Ma dobbiamo affrontare un nuovo salto concettuale: che cosa intendiamo per sicurezza?
Chi detiene legittimamente il potere (che sia un Sovrano assoluto o il governo della più avanzata delle democrazie liberali o il segretario del partito unico di una repubblica popolare) deve salvaguardare la vita dei cittadini. Ma come? Semplicemente limitandosi a impedire che la loro vita o le loro proprietà siano minacciate da qualche malintenzionato che non rispetta le regole comuni? E se i malintenzionati agissero spinti dal bisogno perché quelle stesse regole di sicurezza non sono sufficienti ad assicurare loro una vita dignitosa e fossero costretti a rubare per mangiare?
Ecco una falla nel sistema: la semplice sicurezza “da (o contro)” non basta a liberare completamente tutti gli uomini dalla condizione precaria che era propria dello stato di natura.
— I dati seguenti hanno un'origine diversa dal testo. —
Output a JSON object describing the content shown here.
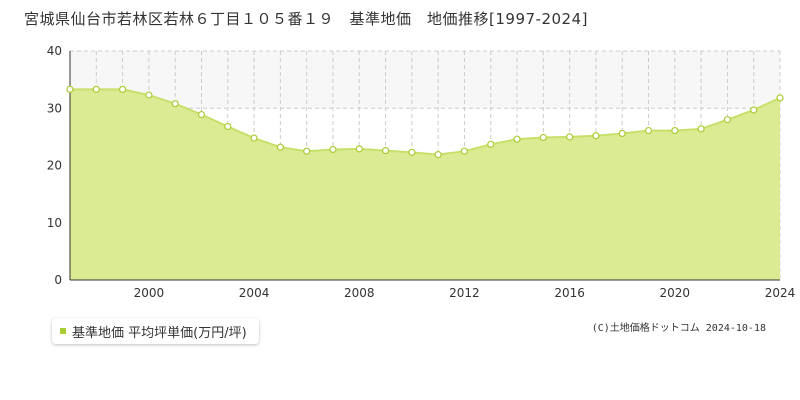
{
  "title": "宮城県仙台市若林区若林６丁目１０５番１９　基準地価　地価推移[1997-2024]",
  "legend": {
    "label": "基準地価 平均坪単価(万円/坪)"
  },
  "copyright": "(C)土地価格ドットコム 2024-10-18",
  "colors": {
    "fill": "#dbeb93",
    "line": "#c7e06a",
    "marker": "#a8cc33",
    "grid": "#cccccc",
    "upper_band": "#f7f7f7"
  },
  "chart_data": {
    "type": "area",
    "x": [
      1997,
      1998,
      1999,
      2000,
      2001,
      2002,
      2003,
      2004,
      2005,
      2006,
      2007,
      2008,
      2009,
      2010,
      2011,
      2012,
      2013,
      2014,
      2015,
      2016,
      2017,
      2018,
      2019,
      2020,
      2021,
      2022,
      2023,
      2024
    ],
    "series": [
      {
        "values": [
          33.3,
          33.3,
          33.3,
          32.3,
          30.8,
          28.9,
          26.8,
          24.8,
          23.2,
          22.5,
          22.8,
          22.9,
          22.6,
          22.3,
          21.9,
          22.5,
          23.7,
          24.6,
          24.9,
          25.0,
          25.2,
          25.6,
          26.1,
          26.1,
          26.4,
          28.0,
          29.7,
          31.8
        ]
      }
    ],
    "xlim": [
      1997,
      2024
    ],
    "ylim": [
      0,
      40
    ],
    "x_ticks": [
      2000,
      2004,
      2008,
      2012,
      2016,
      2020,
      2024
    ],
    "y_ticks": [
      0,
      10,
      20,
      30,
      40
    ],
    "grid": true,
    "legend_position": "bottom-left"
  }
}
Allora è necessario ampliare i confini del concetto di sicurezza. Si deve cominciare a parlare di sicurezza sociale. Le regole comuni devono delineare una società che non escluda nessuno. Il lavoro deve essere remunerato equamente , i malati essere oggetto di cure, gli anziani godere di una pensione, gli stranieri accolti e integrati senza cadere nelle mani di sfruttatori senza scrupoli nostalgici della ferocia dello status naturae. A ben vedere c’è molto Vangelo nei principi costituzionali degli Stati moderni e una consapevolezza di fondo: non solo la sicurezza sociale previene i comportamenti devianti (un ritorno alla logica del bellum omnium contra omnia per intenderci) ma tiene conto che in un mondo complesso la sicurezza non si limita alla mera difesa contro ipotetici soggetti ostili, ma si esprime in una dinamica multidimensionale che ambisce a promuovere attivamente la qualità della vita.
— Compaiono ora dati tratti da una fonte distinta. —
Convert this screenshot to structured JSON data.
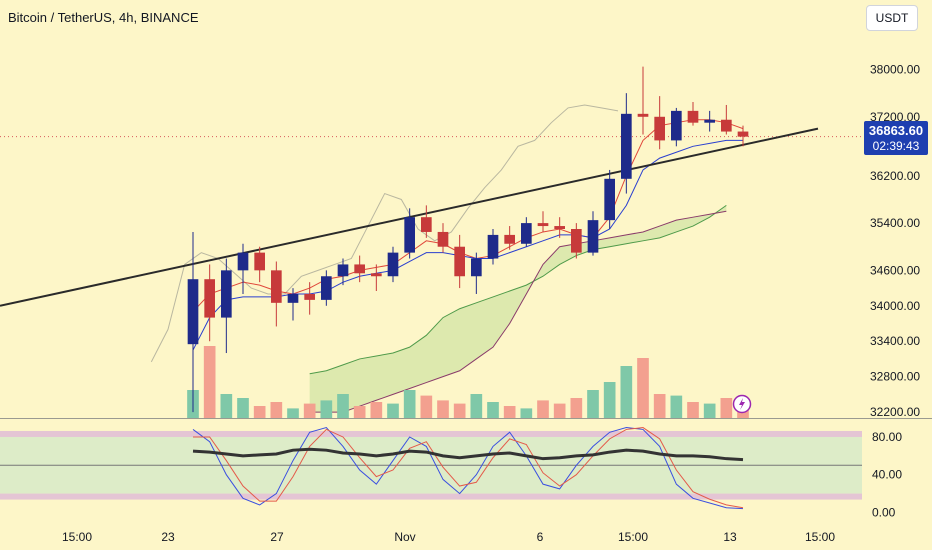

Abbiamo visto dunque come la questione della sicurezza, la finalità originaria delle compagini statali, si articoli schematicamente su due registri:
• sicurezza contro un soggetto ostile interno (in questo caso la sua tutela sarà affidata a un corpo di polizia che agisce entro i confini territoriali) o esterno (ecco il ruolo dell’esercito);
• sicurezza contro le condizioni che rendono la vita degli individui precaria e “misera” come accadeva in quello status naturae che è stato superato in virtù del patto contrattuale stipulato fra il sovrano (che ovviamente in una democrazia moderna ha un’incarnazione istituzionale e non personale) e i cittadini.
Per inciso la sicurezza è la precondizione della libertà: non si può essere veramente liberi se oppressi dal timore di un aggressore ostile o dalla precarietà della propria situazione economica o di salute; le due dimensioni della sicurezza sopra delineate rimandano quindi, mi pare, al noto binomio libertà “da” e libertà “di”.
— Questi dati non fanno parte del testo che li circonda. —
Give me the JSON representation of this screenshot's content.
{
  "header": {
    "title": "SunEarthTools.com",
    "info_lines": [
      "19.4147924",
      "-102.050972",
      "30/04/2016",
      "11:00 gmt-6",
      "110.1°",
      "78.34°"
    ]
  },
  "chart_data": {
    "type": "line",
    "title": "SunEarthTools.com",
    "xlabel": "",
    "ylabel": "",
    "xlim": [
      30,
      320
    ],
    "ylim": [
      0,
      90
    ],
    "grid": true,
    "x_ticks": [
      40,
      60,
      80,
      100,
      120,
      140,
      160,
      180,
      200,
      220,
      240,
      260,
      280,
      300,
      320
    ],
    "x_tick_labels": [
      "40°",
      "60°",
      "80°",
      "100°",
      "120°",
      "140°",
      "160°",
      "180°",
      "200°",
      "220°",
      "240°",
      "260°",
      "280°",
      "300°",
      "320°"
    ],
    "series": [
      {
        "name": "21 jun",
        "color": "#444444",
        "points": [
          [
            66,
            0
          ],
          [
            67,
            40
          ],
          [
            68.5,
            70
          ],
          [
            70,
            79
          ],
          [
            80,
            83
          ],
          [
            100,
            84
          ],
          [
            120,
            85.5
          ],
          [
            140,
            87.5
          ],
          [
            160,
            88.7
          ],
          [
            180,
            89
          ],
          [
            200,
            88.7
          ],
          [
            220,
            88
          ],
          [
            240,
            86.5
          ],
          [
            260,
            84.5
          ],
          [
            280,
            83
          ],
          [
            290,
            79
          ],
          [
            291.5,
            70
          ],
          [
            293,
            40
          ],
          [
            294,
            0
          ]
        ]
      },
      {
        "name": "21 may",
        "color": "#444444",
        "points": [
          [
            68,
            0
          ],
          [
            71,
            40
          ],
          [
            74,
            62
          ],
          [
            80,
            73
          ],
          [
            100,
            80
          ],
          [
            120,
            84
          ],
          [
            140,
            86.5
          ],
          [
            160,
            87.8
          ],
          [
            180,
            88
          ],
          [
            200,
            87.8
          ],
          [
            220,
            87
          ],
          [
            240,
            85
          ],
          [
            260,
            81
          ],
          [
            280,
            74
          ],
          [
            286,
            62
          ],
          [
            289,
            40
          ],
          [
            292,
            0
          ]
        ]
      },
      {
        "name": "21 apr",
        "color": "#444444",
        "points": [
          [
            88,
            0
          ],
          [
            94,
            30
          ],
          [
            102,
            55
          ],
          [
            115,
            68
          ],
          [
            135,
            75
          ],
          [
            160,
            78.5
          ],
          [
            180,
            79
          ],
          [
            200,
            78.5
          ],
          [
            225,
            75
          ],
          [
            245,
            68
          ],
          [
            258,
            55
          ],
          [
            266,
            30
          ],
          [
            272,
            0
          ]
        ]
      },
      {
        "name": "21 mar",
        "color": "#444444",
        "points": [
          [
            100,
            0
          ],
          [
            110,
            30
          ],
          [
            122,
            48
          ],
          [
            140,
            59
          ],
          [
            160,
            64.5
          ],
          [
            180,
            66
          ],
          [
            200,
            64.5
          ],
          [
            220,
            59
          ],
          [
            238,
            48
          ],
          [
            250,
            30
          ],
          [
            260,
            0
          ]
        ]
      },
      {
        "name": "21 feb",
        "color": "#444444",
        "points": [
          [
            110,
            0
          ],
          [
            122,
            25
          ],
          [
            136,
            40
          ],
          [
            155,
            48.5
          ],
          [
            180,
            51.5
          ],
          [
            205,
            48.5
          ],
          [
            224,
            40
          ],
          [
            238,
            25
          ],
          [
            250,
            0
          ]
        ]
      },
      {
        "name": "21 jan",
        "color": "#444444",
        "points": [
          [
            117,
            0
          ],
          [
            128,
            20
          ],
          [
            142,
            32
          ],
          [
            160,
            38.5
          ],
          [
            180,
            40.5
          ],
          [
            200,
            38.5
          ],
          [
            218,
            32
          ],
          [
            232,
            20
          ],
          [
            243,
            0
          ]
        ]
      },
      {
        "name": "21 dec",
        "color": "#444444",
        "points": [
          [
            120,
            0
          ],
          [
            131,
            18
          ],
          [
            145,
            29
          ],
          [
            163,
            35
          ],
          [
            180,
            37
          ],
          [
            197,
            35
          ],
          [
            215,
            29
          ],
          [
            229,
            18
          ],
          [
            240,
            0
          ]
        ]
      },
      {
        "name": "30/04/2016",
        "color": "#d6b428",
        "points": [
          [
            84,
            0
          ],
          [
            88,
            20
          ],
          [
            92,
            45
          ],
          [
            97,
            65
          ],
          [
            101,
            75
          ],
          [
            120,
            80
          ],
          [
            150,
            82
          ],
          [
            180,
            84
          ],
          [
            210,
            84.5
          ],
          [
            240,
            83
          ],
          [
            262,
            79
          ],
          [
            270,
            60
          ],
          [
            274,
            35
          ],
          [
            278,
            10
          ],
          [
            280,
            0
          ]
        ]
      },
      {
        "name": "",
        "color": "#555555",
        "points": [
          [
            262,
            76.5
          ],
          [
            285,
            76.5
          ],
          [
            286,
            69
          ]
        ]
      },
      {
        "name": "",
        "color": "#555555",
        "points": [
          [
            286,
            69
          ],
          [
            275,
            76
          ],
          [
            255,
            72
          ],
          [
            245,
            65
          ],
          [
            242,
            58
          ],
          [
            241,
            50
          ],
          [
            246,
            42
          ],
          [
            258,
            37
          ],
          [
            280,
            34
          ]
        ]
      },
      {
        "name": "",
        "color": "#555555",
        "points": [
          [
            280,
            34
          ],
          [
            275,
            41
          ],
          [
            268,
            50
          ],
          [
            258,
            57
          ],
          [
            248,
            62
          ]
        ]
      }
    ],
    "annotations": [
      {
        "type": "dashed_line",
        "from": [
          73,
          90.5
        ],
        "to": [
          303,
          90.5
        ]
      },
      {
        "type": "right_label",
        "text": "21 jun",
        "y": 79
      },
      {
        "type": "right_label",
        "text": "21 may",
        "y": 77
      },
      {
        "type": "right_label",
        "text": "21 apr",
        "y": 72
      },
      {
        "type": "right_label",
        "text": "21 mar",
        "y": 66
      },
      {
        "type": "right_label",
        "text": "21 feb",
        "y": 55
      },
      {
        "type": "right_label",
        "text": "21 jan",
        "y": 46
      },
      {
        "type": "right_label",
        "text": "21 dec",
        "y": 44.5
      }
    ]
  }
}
Chi ha un orientamento politico più conservatore in genere considera prioritario il primo elemento del binomio: la sicurezza contro un soggetto ostile o la libertà “da”, intesa soprattutto come libertà di intraprendere un’attività economica senza ostacoli eccessivi da parte del potere politico o da regole troppo stringenti (i famosi lacci e lacciuoli di einaudiana, e in certa misura anche sturziana memoria).
I progressisti invece da sempre pongono una specifica enfasi sul secondo elemento del binomio e prediligono un approccio più largo al tema della sicurezza; quanto alla libertà è il mondo progressista ad avere sempre sottolineato che essa sarebbe compromessa alla radice senza un assetto sociale che metta tutti i cittadini in condizione di condurre una vita prospera e dignitosa (sempre a proposito di esternazioni presidenziali si ricorda una famosa affermazione di Sandro Pertini al riguardo).
Ma ora ci dobbiamo porre una domanda di fondo: è possibile tenere separati i due elementi del binomio? Ci troviamo di fronte a un’antinomia? O non piuttosto a due dimensioni che si richiamano vicendevolmente?
Se uno Stato puntasse soltanto sulla sicurezza “contro” un soggetto ostile e trascurasse la dimensione sociale rischierebbe di ritrovarsi con una massa di persone marginalizzate costrette a rubare per mangiare: non avrebbe altra scelta che intensificare il controllo del territorio e delle persone, scivolerebbe rapidamente giù per una china sempre più autoritaria e paradossalmente finirebbe per cancellare anche i presupposti della libertà “da” .
Uno Stato concentrato sui soli diritti sociali rischierebbe per contro di ritrovarsi poco attrezzato nel difendere i propri cittadini dall’attacco di qualche malintenzionato interno (o anche esterno). È ingenuo ritenere che il crimine scaturisca esclusivamente dalla fame o dall’emarginazione sociale: l’uomo non è naturalmente buono come credeva un certo utopismo illuminista che ancora fa da sfondo a tante fantasie progressiste, e l’associazione di tanti malintenzionati genera le grandi e potenti imprese criminali come la mafia e la ‘ndrangheta. La sicurezza basica, se non evolve in sicurezza sociale, risulterà monca e i diritti sociali, senza la tutela contro qualsiasi aggressione da parte dei malintenzionati, saranno privi di fondamenta e crolleranno miserevolmente.
A noi appare quindi evidente la totale complementarietà delle due dimensioni. Ci si chiede perché mai in questo mondo sgangheratamente bipolare gli uni al sentire nominare i diritti sociali spalanchino gli occhi e con voce cavernosa proferiscano la parolina feticcio “comunismo!” e gli altri di fronte agli sforzi intesi a reprimere il crimine scuotano le mani inorriditi e con voce ugualmente cavernosa articolino un’altra parolina feticcio “securitario!”.
Non sono questi i segni di culture politiche mature e capaci di leggere con coraggio e senza pregiudizi i segni dei tempi.
Aggiungerei un’ultima osservazione. L’Italia come tutti gli altri Paesi europei è soggetta a una pressione migratoria senza precedenti. Affrontare il problema secondo un’angolazione, usiamo il feticcio, puramente securitaria è ingenuo oltreché cristianamente inaccettabile (abbiamo trattato diffusamente l’argomento in un precedente articolo). Ma ignorare i problemi di ordine pubblico che l’afflusso improvviso di un numero rilevante di persone può comportare è ugualmente sbagliato. Molte persone abbandonano i propri Paesi di origine poiché sono dominati da una diffusa insicurezza, l’ordine è precario, il diritto alla vita (alla sicurezza!) non è rispettato. Per esempio molti argentini in fuga dal loro Paese (non un paese del quarto mondo!) asseriscono che la situazione nelle grandi città compresa Buenos Aires si è fatta “pericolosa”. In taluni quartieri è un rischio uscire da casa per fare la spesa in ogni ora del giorno e della notte. E allora la cosa migliore che possiamo offrire a queste persone, insieme al lavoro certamente, è la legalità. Un “ordine”, una “pax” che assicuri loro in prima battuta una vita migliore, più stabile, più sicura: riconoscimento dei loro diritti ma anche ferma richiesta del rispetto dei doveri verso la comunità di accoglienza. La legalità è il primo mattone di un autentico percorso di integrazione.